The synthetic division table is:
$$ \begin{array}{c|rr}-2&8&1\\& & \color{black}{-16} \\ \hline &\color{blue}{8}&\color{orangered}{-15} \end{array} $$The solution is:
$$ \frac{ 8x+1 }{ x+2 } = \color{blue}{8} \color{red}{~-~} \frac{ \color{red}{ 15 } }{ x+2 } $$Step 1 : Write down the coefficients of the dividend into division table. Put the zero from $ x + 2 = 0 $ ( $ x = \color{blue}{ -2 } $ ) at the left.

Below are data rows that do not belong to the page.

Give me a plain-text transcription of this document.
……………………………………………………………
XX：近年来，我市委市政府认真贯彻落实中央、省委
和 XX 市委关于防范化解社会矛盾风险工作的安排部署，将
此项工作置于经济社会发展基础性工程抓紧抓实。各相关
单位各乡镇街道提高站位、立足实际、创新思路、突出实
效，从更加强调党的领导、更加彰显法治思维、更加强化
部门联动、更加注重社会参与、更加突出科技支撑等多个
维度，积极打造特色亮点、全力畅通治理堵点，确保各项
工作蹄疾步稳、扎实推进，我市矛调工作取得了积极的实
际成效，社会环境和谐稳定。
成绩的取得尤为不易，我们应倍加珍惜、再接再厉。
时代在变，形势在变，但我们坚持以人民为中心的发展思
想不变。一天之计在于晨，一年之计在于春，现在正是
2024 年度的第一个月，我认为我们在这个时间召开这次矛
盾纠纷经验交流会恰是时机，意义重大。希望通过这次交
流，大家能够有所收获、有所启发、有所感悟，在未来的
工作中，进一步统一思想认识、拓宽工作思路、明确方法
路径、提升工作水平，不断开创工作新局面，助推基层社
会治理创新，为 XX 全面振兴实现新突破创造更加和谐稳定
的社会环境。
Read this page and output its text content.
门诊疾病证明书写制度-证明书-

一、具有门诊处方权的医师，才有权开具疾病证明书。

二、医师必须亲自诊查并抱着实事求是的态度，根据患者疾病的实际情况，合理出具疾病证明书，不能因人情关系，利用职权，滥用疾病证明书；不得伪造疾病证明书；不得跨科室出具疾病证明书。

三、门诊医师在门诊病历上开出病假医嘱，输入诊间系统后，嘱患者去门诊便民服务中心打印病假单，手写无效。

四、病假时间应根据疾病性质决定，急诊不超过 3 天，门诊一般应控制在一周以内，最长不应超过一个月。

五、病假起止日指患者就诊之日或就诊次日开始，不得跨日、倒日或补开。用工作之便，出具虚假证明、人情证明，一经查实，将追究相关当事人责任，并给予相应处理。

$$ \begin{array}{c|rr}\color{blue}{-2}&8&1\\& & \\ \hline && \end{array} $$Step 1 : Bring down the leading coefficient to the bottom row.
$$ \begin{array}{c|rr}-2&\color{orangered}{ 8 }&1\\& & \\ \hline &\color{orangered}{8}& \end{array} $$Step 2 : Multiply by the number on the left, and carry the result into the next column: $ \color{blue}{ -2 } \cdot \color{blue}{ 8 } = \color{blue}{ -16 } $.
$$ \begin{array}{c|rr}\color{blue}{-2}&8&1\\& & \color{blue}{-16} \\ \hline &\color{blue}{8}& \end{array} $$Step 3 : Add down last column: $ \color{orangered}{ 1 } + \color{orangered}{ \left( -16 \right) } = \color{orangered}{ -15 } $
$$ \begin{array}{c|rr}-2&8&\color{orangered}{ 1 }\\& & \color{orangered}{-16} \\ \hline &\color{blue}{8}&\color{orangered}{-15} \end{array} $$Bottom line represents the quotient $ \color{blue}{ 8 } $ with a remainder of $ \color{red}{ -15 } $.